Genome-Wide Evolutionary Analysis of Natural History and Adaptation in the World’s Tigers.
Current Biology 28 (23). 10.1016/j.cub.2018.09.019.
No other species attracts more international resources, public attention, and protracted controversies over its intraspecific taxonomy than the tiger (Panthera tigris) [1, 2]. Today, fewer than 4,000 free-ranging tigers survive, covering only 7% of their historical range, and debates persist over whether they comprise six, five, or two subspecies [3–6]. The lack of consensus over the number of tiger subspecies has partially hindered the global effort to recover the species from the brink of extinction, as both captive breeding and landscape intervention of wild populations increasingly require an explicit delineation of the conservation management units . The recent coalescence to a late Pleistocene bottleneck (circa 110 kya) [5, 8, 9] poses challenges for detecting tiger subspecific morphological traits, suggesting that elucidating intraspecific evolution in the tiger requires analyses at the genomic scale.
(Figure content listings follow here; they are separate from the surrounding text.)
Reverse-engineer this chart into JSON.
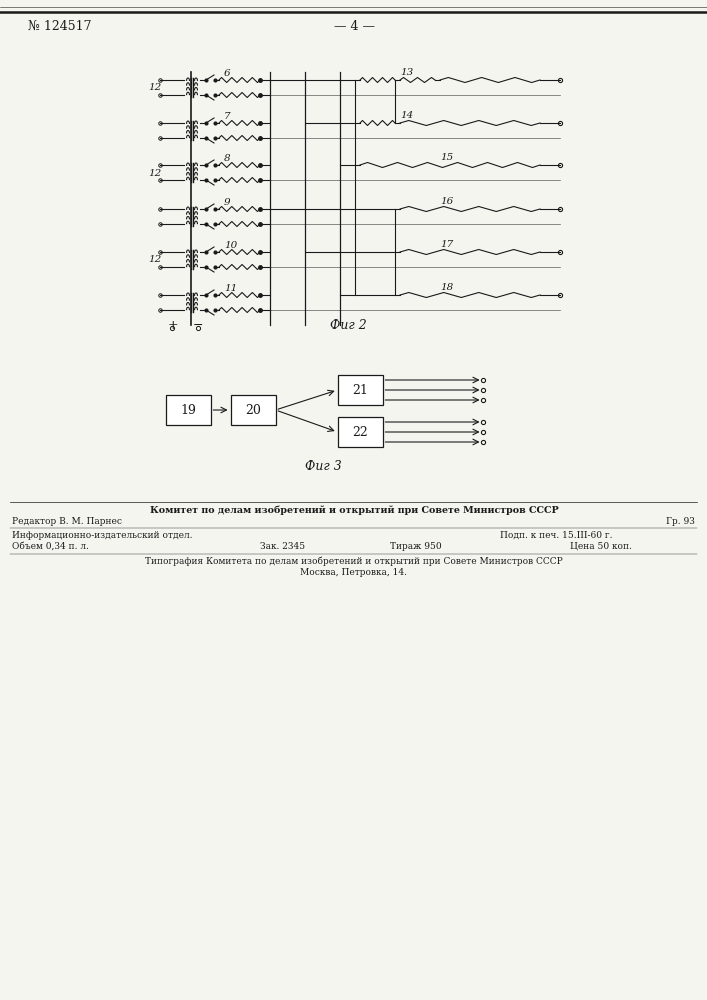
{
  "patent_num": "№ 124517",
  "page_num": "4",
  "fig2_label": "Фиг 2",
  "fig3_label": "Фиг 3",
  "bg_color": "#f5f5f0",
  "line_color": "#1a1a1a",
  "row_labels": [
    "6",
    "7",
    "8",
    "9",
    "10",
    "11"
  ],
  "out_labels": [
    "13",
    "14",
    "15",
    "16",
    "17",
    "18"
  ],
  "left_labels": [
    "12",
    "",
    "12",
    "",
    "12",
    ""
  ],
  "box19": "19",
  "box20": "20",
  "box21": "21",
  "box22": "22",
  "plus": "+",
  "minus": "−",
  "footer_bold": "Комитет по делам изобретений и открытий при Совете Министров СССР",
  "footer_editor": "Редактор В. М. Парнес",
  "footer_gr": "Гр. 93",
  "footer_info": "Информационно-издательский отдел.",
  "footer_vol": "Объем 0,34 п. л.",
  "footer_zak": "Зак. 2345",
  "footer_tir": "Тираж 950",
  "footer_podp": "Подп. к печ. 15.III-60 г.",
  "footer_cena": "Цена 50 коп.",
  "footer_tip": "Типография Комитета по делам изобретений и открытий при Совете Министров СССР",
  "footer_msk": "Москва, Петровка, 14."
}
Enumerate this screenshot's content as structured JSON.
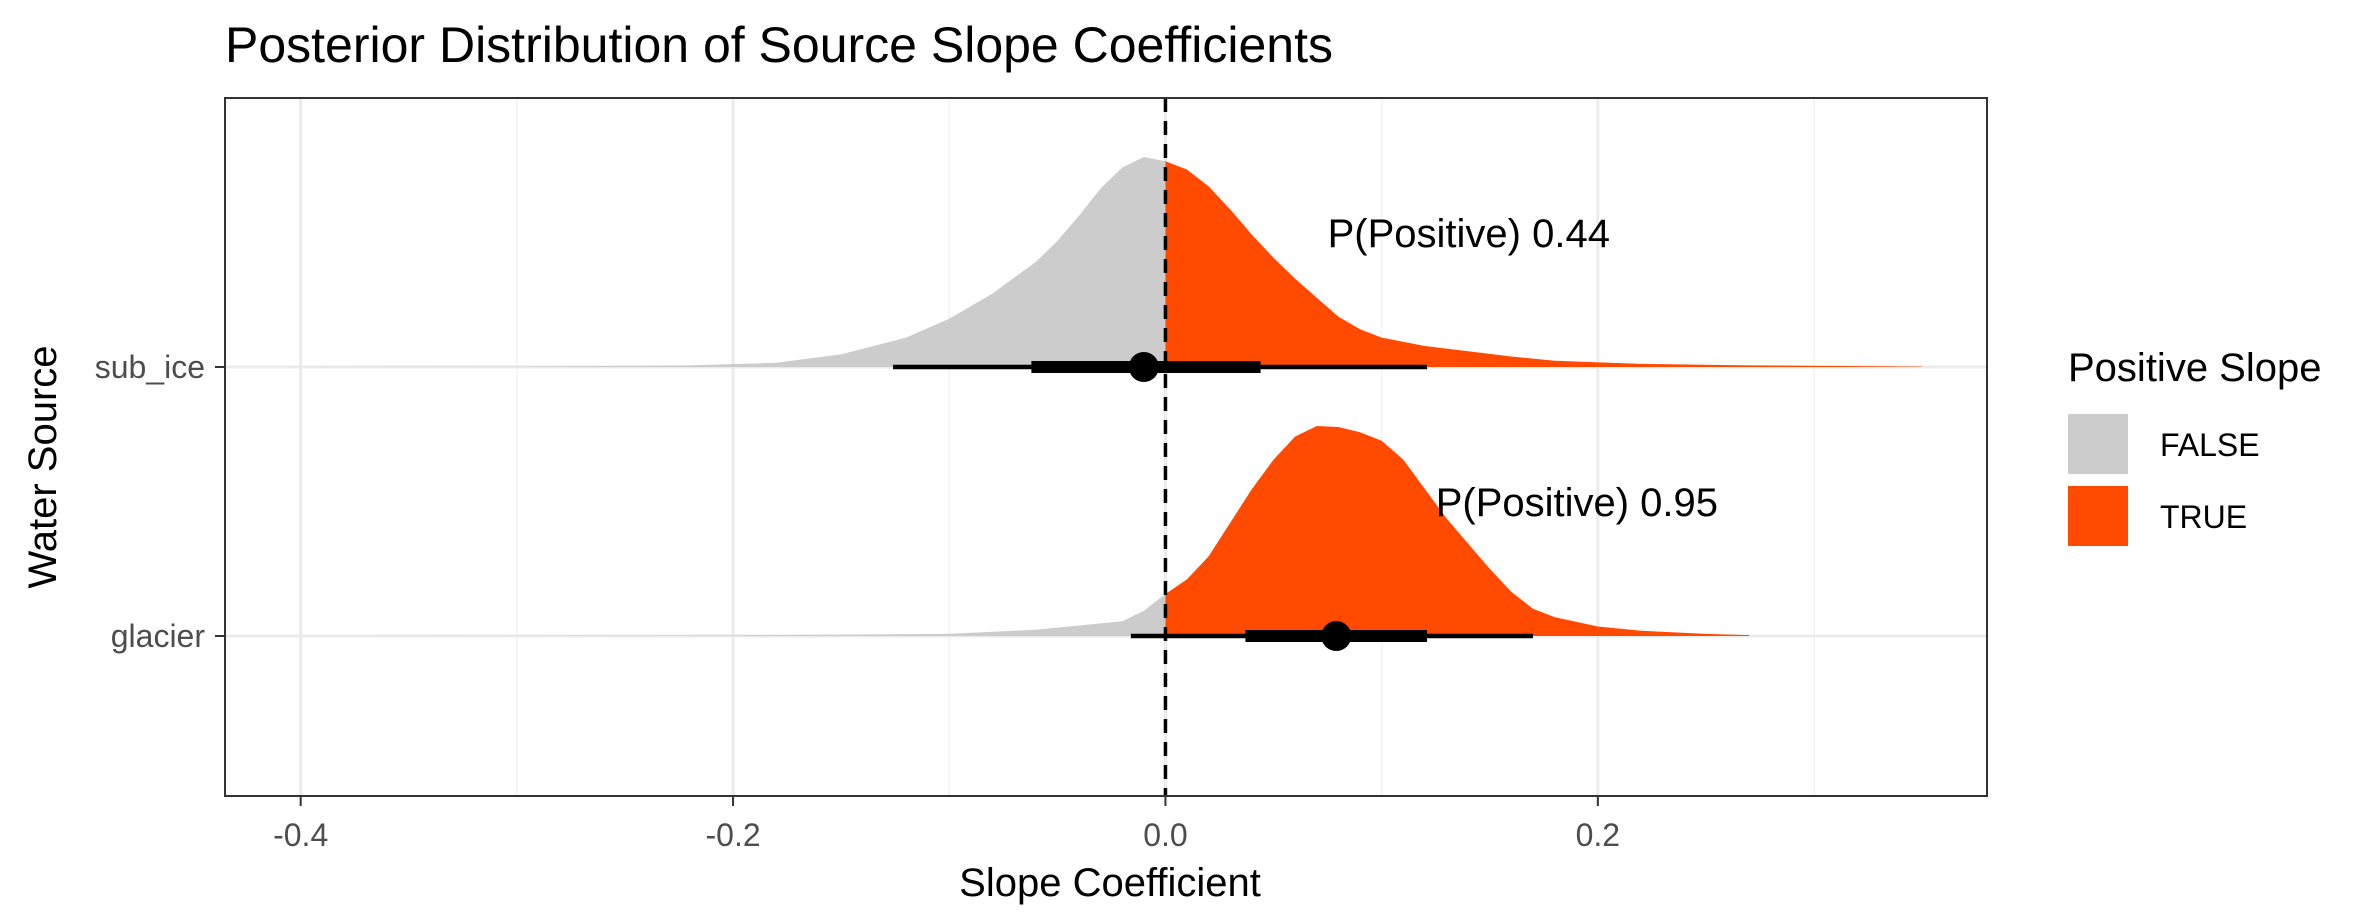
{
  "chart_data": {
    "type": "area",
    "subtype": "halfeye-density",
    "title": "Posterior Distribution of Source Slope Coefficients",
    "xlabel": "Slope Coefficient",
    "ylabel": "Water Source",
    "xlim": [
      -0.435,
      0.38
    ],
    "x_ticks": [
      -0.4,
      -0.2,
      0.0,
      0.2
    ],
    "x_tick_labels": [
      "-0.4",
      "-0.2",
      "0.0",
      "0.2"
    ],
    "x_minor_ticks": [
      -0.3,
      -0.1,
      0.1,
      0.3
    ],
    "categories": [
      "sub_ice",
      "glacier"
    ],
    "reference_line": 0.0,
    "grid": true,
    "legend": {
      "title": "Positive Slope",
      "position": "right",
      "entries": [
        {
          "label": "FALSE",
          "color": "#cccccc"
        },
        {
          "label": "TRUE",
          "color": "#ff4a00"
        }
      ]
    },
    "series": [
      {
        "category": "sub_ice",
        "annotation": "P(Positive) 0.44",
        "annotation_x": 0.075,
        "point_estimate": -0.01,
        "interval_66": [
          -0.062,
          0.044
        ],
        "interval_95": [
          -0.126,
          0.121
        ],
        "density": [
          [
            -0.42,
            0.0
          ],
          [
            -0.3,
            0.002
          ],
          [
            -0.22,
            0.008
          ],
          [
            -0.18,
            0.02
          ],
          [
            -0.15,
            0.06
          ],
          [
            -0.12,
            0.14
          ],
          [
            -0.1,
            0.23
          ],
          [
            -0.08,
            0.35
          ],
          [
            -0.06,
            0.5
          ],
          [
            -0.05,
            0.6
          ],
          [
            -0.04,
            0.72
          ],
          [
            -0.03,
            0.85
          ],
          [
            -0.02,
            0.95
          ],
          [
            -0.01,
            1.0
          ],
          [
            0.0,
            0.98
          ],
          [
            0.01,
            0.94
          ],
          [
            0.02,
            0.86
          ],
          [
            0.03,
            0.75
          ],
          [
            0.04,
            0.63
          ],
          [
            0.05,
            0.52
          ],
          [
            0.06,
            0.42
          ],
          [
            0.07,
            0.33
          ],
          [
            0.08,
            0.24
          ],
          [
            0.09,
            0.18
          ],
          [
            0.1,
            0.14
          ],
          [
            0.12,
            0.1
          ],
          [
            0.14,
            0.075
          ],
          [
            0.16,
            0.05
          ],
          [
            0.18,
            0.03
          ],
          [
            0.22,
            0.015
          ],
          [
            0.27,
            0.008
          ],
          [
            0.35,
            0.002
          ]
        ]
      },
      {
        "category": "glacier",
        "annotation": "P(Positive) 0.95",
        "annotation_x": 0.125,
        "point_estimate": 0.079,
        "interval_66": [
          0.037,
          0.121
        ],
        "interval_95": [
          -0.016,
          0.17
        ],
        "density": [
          [
            -0.4,
            0.0
          ],
          [
            -0.2,
            0.003
          ],
          [
            -0.1,
            0.01
          ],
          [
            -0.06,
            0.03
          ],
          [
            -0.04,
            0.05
          ],
          [
            -0.02,
            0.07
          ],
          [
            -0.01,
            0.12
          ],
          [
            0.0,
            0.2
          ],
          [
            0.01,
            0.27
          ],
          [
            0.02,
            0.38
          ],
          [
            0.03,
            0.54
          ],
          [
            0.04,
            0.7
          ],
          [
            0.05,
            0.84
          ],
          [
            0.06,
            0.95
          ],
          [
            0.07,
            1.0
          ],
          [
            0.08,
            0.995
          ],
          [
            0.09,
            0.97
          ],
          [
            0.1,
            0.93
          ],
          [
            0.11,
            0.84
          ],
          [
            0.12,
            0.7
          ],
          [
            0.13,
            0.56
          ],
          [
            0.14,
            0.44
          ],
          [
            0.15,
            0.32
          ],
          [
            0.16,
            0.21
          ],
          [
            0.17,
            0.13
          ],
          [
            0.18,
            0.09
          ],
          [
            0.2,
            0.045
          ],
          [
            0.22,
            0.025
          ],
          [
            0.25,
            0.01
          ],
          [
            0.27,
            0.004
          ]
        ]
      }
    ]
  }
}
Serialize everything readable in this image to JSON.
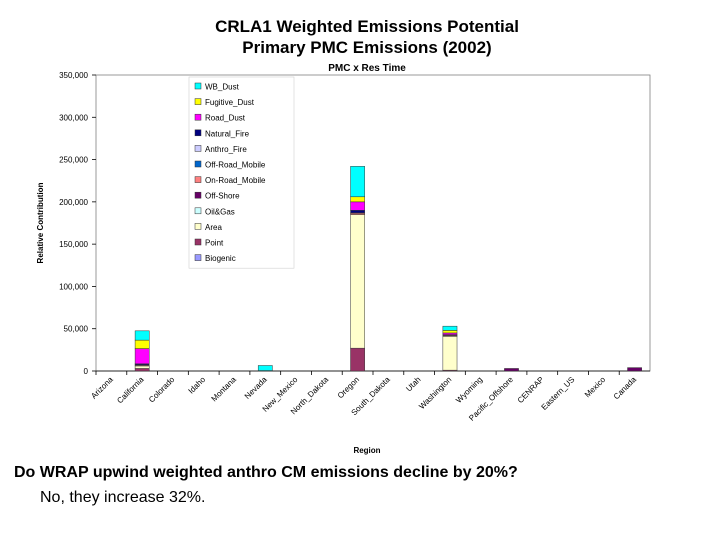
{
  "chart_data": {
    "type": "bar",
    "stacked": true,
    "title": "CRLA1 Weighted Emissions Potential",
    "title_line2": "Primary PMC Emissions (2002)",
    "subtitle": "PMC x Res Time",
    "xlabel": "Region",
    "ylabel": "Relative Contribution",
    "ylim": [
      0,
      350000
    ],
    "yticks": [
      0,
      50000,
      100000,
      150000,
      200000,
      250000,
      300000,
      350000
    ],
    "ytick_labels": [
      "0",
      "50,000",
      "100,000",
      "150,000",
      "200,000",
      "250,000",
      "300,000",
      "350,000"
    ],
    "categories": [
      "Arizona",
      "California",
      "Colorado",
      "Idaho",
      "Montana",
      "Nevada",
      "New_Mexico",
      "North_Dakota",
      "Oregon",
      "South_Dakota",
      "Utah",
      "Washington",
      "Wyoming",
      "Pacific_Offshore",
      "CENRAP",
      "Eastern_US",
      "Mexico",
      "Canada"
    ],
    "legend_position": "top-left",
    "series": [
      {
        "name": "Biogenic",
        "color": "#9999ff",
        "values": [
          0,
          0,
          0,
          0,
          0,
          0,
          0,
          0,
          0,
          0,
          0,
          0,
          0,
          0,
          0,
          0,
          0,
          0
        ]
      },
      {
        "name": "Point",
        "color": "#993366",
        "values": [
          0,
          3000,
          0,
          0,
          0,
          500,
          0,
          0,
          27000,
          0,
          0,
          1000,
          0,
          0,
          0,
          0,
          0,
          0
        ]
      },
      {
        "name": "Area",
        "color": "#ffffcc",
        "values": [
          0,
          3000,
          0,
          0,
          0,
          0,
          0,
          0,
          158000,
          0,
          0,
          40000,
          0,
          0,
          0,
          0,
          0,
          0
        ]
      },
      {
        "name": "Oil&Gas",
        "color": "#ccffff",
        "values": [
          0,
          0,
          0,
          0,
          0,
          0,
          0,
          0,
          0,
          0,
          0,
          0,
          0,
          0,
          0,
          0,
          0,
          0
        ]
      },
      {
        "name": "Off-Shore",
        "color": "#660066",
        "values": [
          0,
          0,
          0,
          0,
          0,
          0,
          0,
          0,
          0,
          0,
          0,
          0,
          0,
          3000,
          0,
          0,
          0,
          4000
        ]
      },
      {
        "name": "On-Road_Mobile",
        "color": "#ff8080",
        "values": [
          0,
          1000,
          0,
          0,
          0,
          0,
          0,
          0,
          1500,
          0,
          0,
          1000,
          0,
          0,
          0,
          0,
          0,
          0
        ]
      },
      {
        "name": "Off-Road_Mobile",
        "color": "#0066cc",
        "values": [
          0,
          500,
          0,
          0,
          0,
          0,
          0,
          0,
          500,
          0,
          0,
          500,
          0,
          0,
          0,
          0,
          0,
          0
        ]
      },
      {
        "name": "Anthro_Fire",
        "color": "#ccccff",
        "values": [
          0,
          0,
          0,
          0,
          0,
          0,
          0,
          0,
          0,
          0,
          0,
          0,
          0,
          0,
          0,
          0,
          0,
          0
        ]
      },
      {
        "name": "Natural_Fire",
        "color": "#000080",
        "values": [
          0,
          1000,
          0,
          0,
          0,
          0,
          0,
          0,
          3000,
          0,
          0,
          500,
          0,
          0,
          0,
          0,
          0,
          0
        ]
      },
      {
        "name": "Road_Dust",
        "color": "#ff00ff",
        "values": [
          0,
          18000,
          0,
          0,
          0,
          0,
          0,
          0,
          10000,
          0,
          0,
          2000,
          0,
          0,
          0,
          0,
          0,
          0
        ]
      },
      {
        "name": "Fugitive_Dust",
        "color": "#ffff00",
        "values": [
          0,
          10000,
          0,
          0,
          0,
          0,
          0,
          0,
          6000,
          0,
          0,
          3000,
          0,
          0,
          0,
          0,
          0,
          0
        ]
      },
      {
        "name": "WB_Dust",
        "color": "#00ffff",
        "values": [
          0,
          11000,
          0,
          0,
          0,
          6000,
          0,
          0,
          36000,
          0,
          0,
          5000,
          0,
          0,
          0,
          0,
          0,
          0
        ]
      }
    ]
  },
  "caption": {
    "question": "Do WRAP upwind weighted anthro CM emissions decline by 20%?",
    "answer": "No, they increase 32%."
  }
}
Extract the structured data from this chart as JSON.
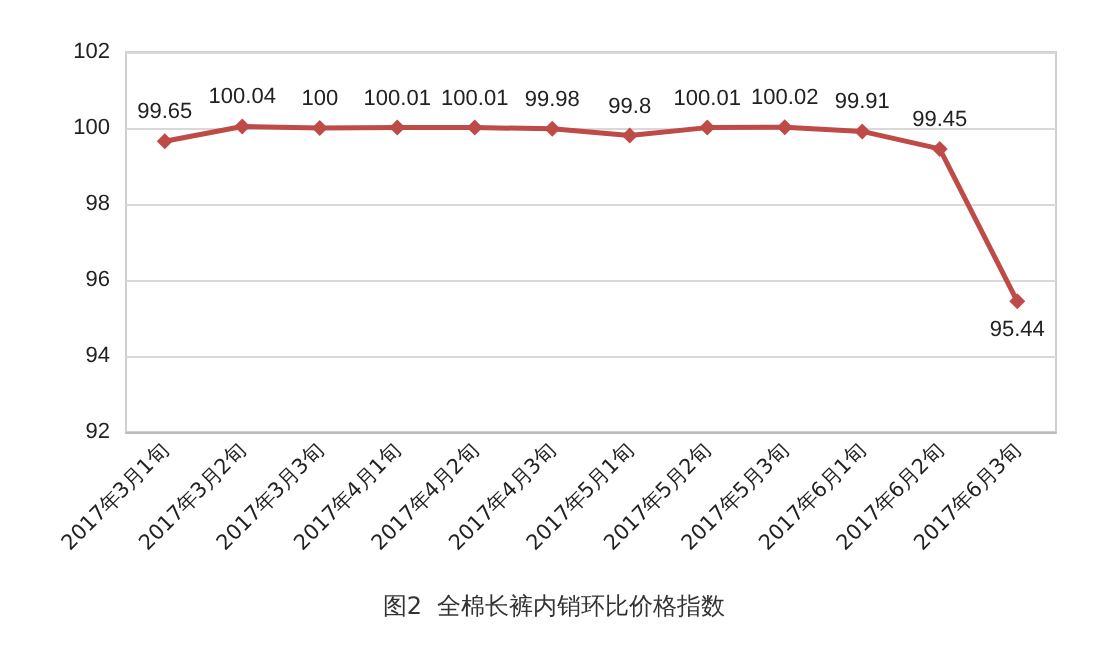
{
  "chart_data": {
    "type": "line",
    "title": "图2  全棉长裤内销环比价格指数",
    "categories": [
      "2017年3月1旬",
      "2017年3月2旬",
      "2017年3月3旬",
      "2017年4月1旬",
      "2017年4月2旬",
      "2017年4月3旬",
      "2017年5月1旬",
      "2017年5月2旬",
      "2017年5月3旬",
      "2017年6月1旬",
      "2017年6月2旬",
      "2017年6月3旬"
    ],
    "series": [
      {
        "color": "#be4b48",
        "values": [
          99.65,
          100.04,
          100,
          100.01,
          100.01,
          99.98,
          99.8,
          100.01,
          100.02,
          99.91,
          99.45,
          95.44
        ]
      }
    ],
    "ylim": [
      92,
      102
    ],
    "yticks": [
      92,
      94,
      96,
      98,
      100,
      102
    ],
    "grid": "y",
    "marker": "diamond",
    "line_style": "solid",
    "data_labels": true
  }
}
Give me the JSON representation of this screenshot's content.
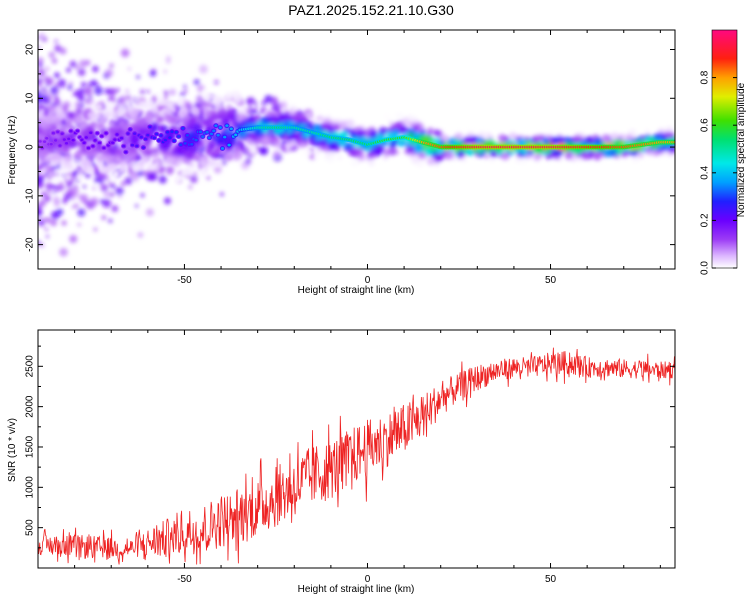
{
  "title": "PAZ1.2025.152.21.10.G30",
  "colors": {
    "snr_line": "#ee2222",
    "background": "#ffffff"
  },
  "chart_data": [
    {
      "type": "heatmap",
      "xlabel": "Height of straight line (km)",
      "ylabel": "Frequency (Hz)",
      "xlim": [
        -90,
        84
      ],
      "ylim": [
        -25,
        24
      ],
      "xticks": [
        -50,
        0,
        50
      ],
      "yticks": [
        -20,
        -10,
        0,
        10,
        20
      ],
      "colorbar": {
        "label": "Normalized spectral amplitude",
        "range": [
          0,
          1
        ],
        "ticks": [
          0.0,
          0.2,
          0.4,
          0.6,
          0.8
        ],
        "colormap": "rainbow (white-violet-blue-cyan-green-yellow-red-pink)"
      },
      "dominant_ridge": {
        "x": [
          -90,
          -80,
          -70,
          -60,
          -50,
          -40,
          -35,
          -30,
          -25,
          -20,
          -15,
          -10,
          -5,
          0,
          5,
          10,
          15,
          20,
          25,
          30,
          40,
          50,
          60,
          70,
          80,
          84
        ],
        "y": [
          1.5,
          2.0,
          1.0,
          2.5,
          1.5,
          3.0,
          3.5,
          4.0,
          4.0,
          4.0,
          3.0,
          2.0,
          1.5,
          0.5,
          1.5,
          2.0,
          1.0,
          0.0,
          0.0,
          0.0,
          0.0,
          0.0,
          0.0,
          0.0,
          1.0,
          1.0
        ],
        "amplitude": [
          0.15,
          0.2,
          0.2,
          0.25,
          0.3,
          0.35,
          0.4,
          0.5,
          0.55,
          0.5,
          0.5,
          0.55,
          0.55,
          0.55,
          0.6,
          0.6,
          0.8,
          0.85,
          0.9,
          0.95,
          0.95,
          0.95,
          0.9,
          0.85,
          0.8,
          0.8
        ]
      }
    },
    {
      "type": "line",
      "xlabel": "Height of straight line (km)",
      "ylabel": "SNR (10 * v/v)",
      "xlim": [
        -90,
        84
      ],
      "ylim": [
        0,
        2950
      ],
      "xticks": [
        -50,
        0,
        50
      ],
      "yticks": [
        500,
        1000,
        1500,
        2000,
        2500
      ],
      "series": [
        {
          "x": [
            -90,
            -80,
            -70,
            -65,
            -60,
            -55,
            -50,
            -45,
            -40,
            -35,
            -30,
            -25,
            -20,
            -15,
            -10,
            -5,
            0,
            5,
            10,
            15,
            20,
            25,
            30,
            35,
            40,
            45,
            50,
            55,
            60,
            65,
            70,
            75,
            80,
            84
          ],
          "y": [
            300,
            280,
            260,
            250,
            330,
            380,
            480,
            520,
            620,
            680,
            780,
            920,
            1050,
            1180,
            1260,
            1400,
            1520,
            1620,
            1750,
            1900,
            2120,
            2260,
            2380,
            2450,
            2500,
            2500,
            2550,
            2560,
            2500,
            2500,
            2480,
            2480,
            2460,
            2470
          ],
          "noise": [
            120,
            150,
            140,
            110,
            180,
            250,
            300,
            300,
            340,
            360,
            360,
            380,
            380,
            380,
            380,
            360,
            360,
            340,
            320,
            280,
            220,
            180,
            160,
            140,
            130,
            130,
            140,
            150,
            130,
            120,
            120,
            120,
            110,
            110
          ]
        }
      ]
    }
  ]
}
Here, we present whole-genome sequencing analyses from 32 voucher specimens that resolve six statistically robust monophyletic clades corresponding to extant subspecies, including the recently recognized Malayan tiger (P. tigris jacksoni). The intersubspecies gene flow is very low, corroborating the recognized phylogeographic units. We identified multiple genomic regions that are candidates for identifying the adaptive divergence of subspecies. The body-size-related gene ADH7 appears to have been strongly selected in the Sumatran tiger, perhaps in association with adaptation to the tropical Sunda Islands. The identified genomic signatures provide a solid basis for recognizing appropriate conservation management units in the tiger and can benefit global conservation strategic planning for this charismatic megafauna icon.